Мне кажется, этот прогноз за эти годы не изменился, только ускорилось движение по этой траектории.
Мы перешли в новое состояние, где ежедневно творится новое зло. Так бесконечно продолжаться не может, и через какое-то время будет новый качественный скачок.
В моем представлении, между 2024–25 и 2030 годами в России произойдут довольно радикальные изменения.
– Что означает стать Сталиным?
– Перейти от точечных индикативных репрессий к достаточно массовым репрессиям, которые затрагивают уже не отдельные личности, а социальные слои и группы, приводят к подавлению этих групп, например интеллигенции.
Смысла подавлять крестьянство уже нет, Сталин уже выполнил эту работу, крестьянства в России уже нет, есть сельский пролетариат.

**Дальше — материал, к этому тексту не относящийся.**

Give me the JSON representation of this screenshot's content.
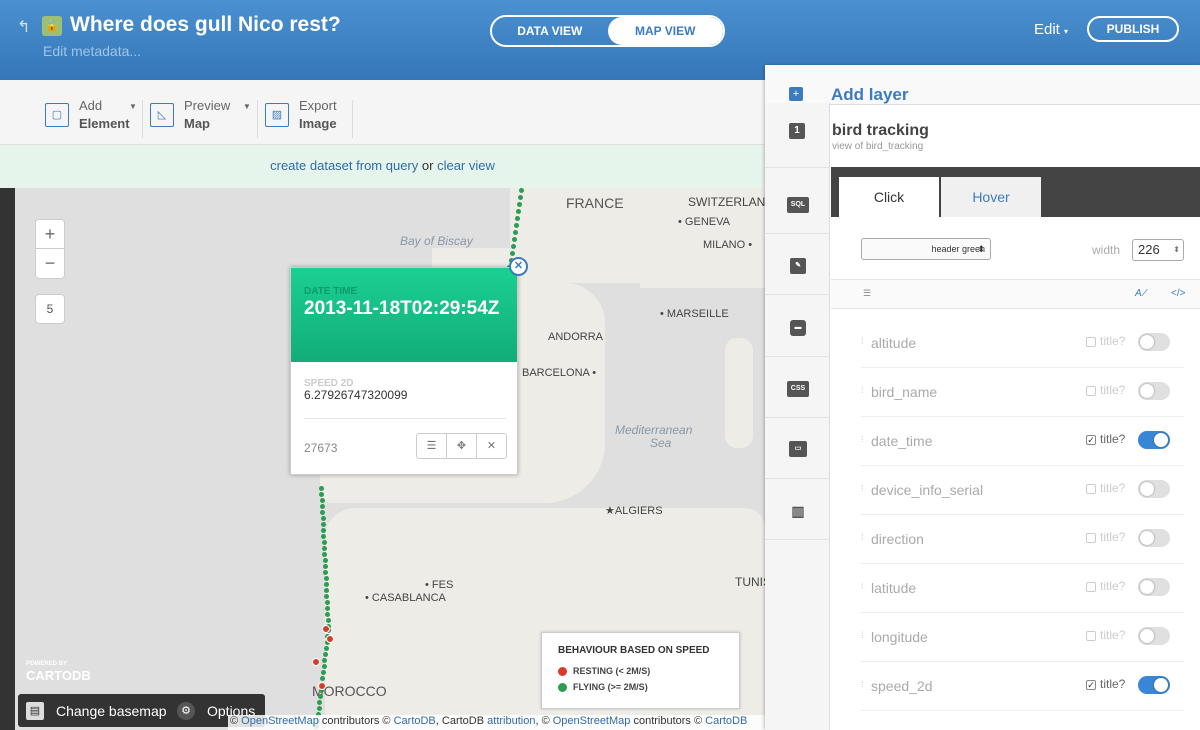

Второй показатель – открытость информационного пространства.
При всех претензиях к Владимиру Путину, степень свободы информационного пространства сегодня в России несопоставимо выше, чем даже во времена позднего СССР. .
Я предвижу, что полная зачистка информационного пространства неизбежна. Это включает и попытку установить файервол [между российским и глобальным интернетом].
– Российские власти только что попробовали "замедлить" Twitter, идут разговоры про YouTube и прочее. Почему это важно?
– Это, среди прочего, ведет к политизации молодых поколений, потому что возвращает Россию в состояние позднесоветского общества, когда все с завистью смотрят в замочную скважину за тем, что происходит в других, более успешных цивилизациях.
Сейчас, пока Россия – часть единого информационного пространства, такой потребности нет. Но, если эта мера будет реализована, у молодежи появится совершенно новая мотивация не любить режим.
Основная часть людей руководствуется довольно простыми мотивами: комфортная жизнь, стремление к личному счастью, достатку.
Судьба любого режима зависит от того, насколько полно он удовлетворяет этот запрос, запрос первого порядка, а не запрос второго порядка на справедливость, свободу, равенство, братство – это уже производные.
Для режима опасно, если возникает большая разница потенциалов именно в этой плоскости, когда сравнение с другими не в пользу режима.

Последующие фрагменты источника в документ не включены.